Overnight, the Reserve Bank of Australia (RBA) reduced the cash rate by 25 basis points (bps) to 3.60%, as widely expected. This marks the third rate cut since the beginning of the year and follows July’s surprise hold decision.

Although the market was widely expecting this move, a hold decision again today, given the Australian dollar (AUD) is one of the most oversold currencies in the G10 space right now – could have provided enough fuel for a sizeable AUD long. It was not to be. Overall, the ASX 200 stocks remained at all-time highs, and the AUD/NZD (Australian dollar versus the New Zealand dollar) responded by whipsawing north of a major resistance on the daily scale at NZ$1.0973.

UK jobs data not as bad as expected

Earlier this morning, the June UK jobs report landed and was not as bad as feared. As forecast, unemployment remained unchanged at 4.7% in the three months to June, with July HMRC payrolls change showing the UK economy losing fewer jobs than expected, dropping 8,000, a sixth consecutive monthly drop. In terms of wages, pay that includes bonuses eased to 4.6%, down from May’s reading of 5.0% (consensus: 4.7%), while pay excluding bonuses came in line with estimates and previous data at 5.0%. This followed the hawkish 5-4 MPC vote (Monetary Policy Committee), albeit after a vote recast which saw Alan Taylor vote for a heftier 50 bp rate cut. The British pound (GBP) is mixed versus G10 currencies as of writing.
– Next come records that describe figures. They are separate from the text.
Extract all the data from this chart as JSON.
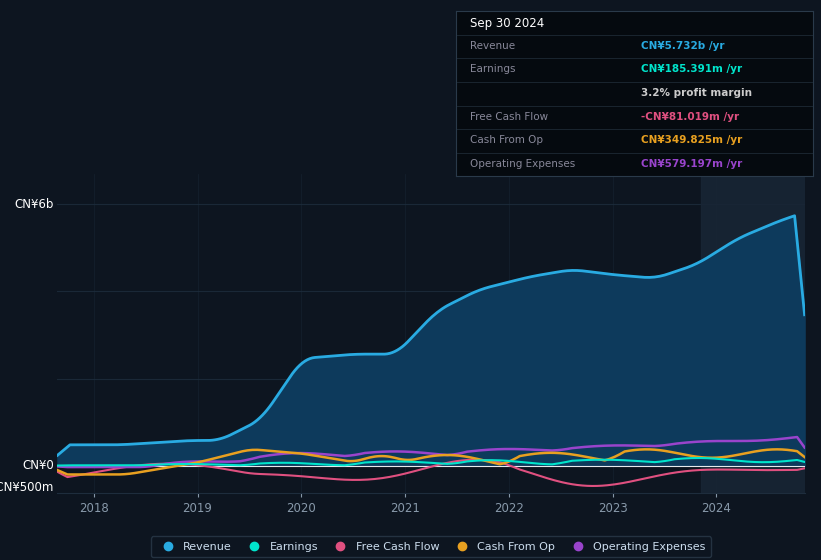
{
  "background_color": "#0d1520",
  "plot_bg_color": "#0d1520",
  "revenue_color": "#29abe2",
  "revenue_fill": "#0d3a5c",
  "earnings_color": "#00e5cc",
  "fcf_color": "#e05080",
  "cashfromop_color": "#e8a020",
  "opex_color": "#9944cc",
  "grid_color": "#1e2d3d",
  "zero_line_color": "#ffffff",
  "text_color": "#8899aa",
  "label_color": "#ccddee",
  "legend_labels": [
    "Revenue",
    "Earnings",
    "Free Cash Flow",
    "Cash From Op",
    "Operating Expenses"
  ],
  "info_box": {
    "date": "Sep 30 2024",
    "revenue_label": "Revenue",
    "revenue_val": "CN¥5.732b",
    "earnings_label": "Earnings",
    "earnings_val": "CN¥185.391m",
    "profit_margin": "3.2% profit margin",
    "fcf_label": "Free Cash Flow",
    "fcf_val": "-CN¥81.019m",
    "cashop_label": "Cash From Op",
    "cashop_val": "CN¥349.825m",
    "opex_label": "Operating Expenses",
    "opex_val": "CN¥579.197m"
  },
  "ylabel_top": "CN¥6b",
  "ylabel_zero": "CN¥0",
  "ylabel_neg": "-CN¥500m",
  "xticks": [
    2018,
    2019,
    2020,
    2021,
    2022,
    2023,
    2024
  ],
  "xlim": [
    2017.65,
    2024.85
  ],
  "ylim": [
    -620000000,
    6700000000
  ]
}
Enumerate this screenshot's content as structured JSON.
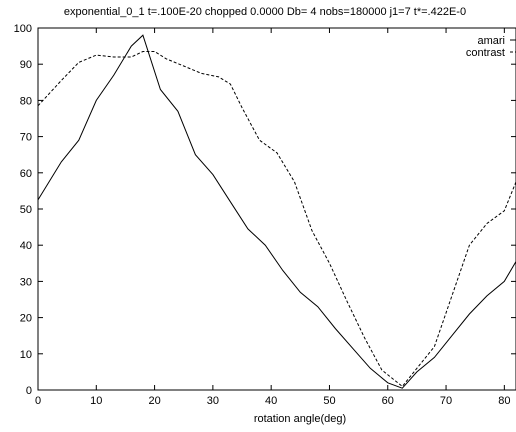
{
  "chart_data": {
    "type": "line",
    "title": "exponential_0_1  t=.100E-20 chopped  0.0000   Db= 4 nobs=180000  j1=7  t*=.422E-0",
    "xlabel": "rotation angle(deg)",
    "ylabel": "",
    "xlim": [
      0,
      82
    ],
    "ylim": [
      0,
      100
    ],
    "xticks": [
      0,
      10,
      20,
      30,
      40,
      50,
      60,
      70,
      80
    ],
    "yticks": [
      0,
      10,
      20,
      30,
      40,
      50,
      60,
      70,
      80,
      90,
      100
    ],
    "grid": false,
    "legend_position": "top-right",
    "series": [
      {
        "name": "amari",
        "style": "solid",
        "color": "#000000",
        "x": [
          0,
          4,
          7,
          10,
          13,
          16,
          18,
          21,
          24,
          27,
          30,
          33,
          36,
          39,
          42,
          45,
          48,
          51,
          54,
          57,
          60,
          62.5,
          65,
          68,
          71,
          74,
          77,
          80,
          82
        ],
        "y": [
          52.5,
          63,
          69,
          80,
          87,
          95,
          98,
          83,
          77,
          65,
          59.5,
          52,
          44.5,
          40,
          33,
          27,
          23,
          17,
          11.5,
          6,
          2,
          0.5,
          5,
          9,
          15,
          21,
          26,
          30,
          35.5
        ]
      },
      {
        "name": "contrast",
        "style": "dashed",
        "color": "#000000",
        "x": [
          0,
          4,
          7,
          10,
          13,
          16,
          18,
          20,
          22,
          25,
          28,
          31,
          33,
          35,
          38,
          41,
          44,
          47,
          50,
          53,
          56,
          59,
          62.5,
          65,
          68,
          71,
          74,
          77,
          80,
          82
        ],
        "y": [
          78.5,
          85.5,
          90.5,
          92.5,
          92,
          92,
          93.5,
          93.5,
          91.5,
          89.5,
          87.5,
          86.5,
          84.5,
          78,
          69,
          65.5,
          57.5,
          44,
          35,
          24.5,
          14.5,
          5.5,
          1,
          6,
          12,
          26,
          40,
          46,
          49.5,
          57.5
        ]
      }
    ]
  }
}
This is not an ideal picture for the Bank of England (BoE), but it is not the worst. The central bank continues to face sticky inflation and softening jobs data, but ultimately, I feel the BoE will continue to emphasise inflation over jobs. The persistence of elevated pay growth suggests that labour market weakness, while real, has not reached the threshold needed to override inflation concerns.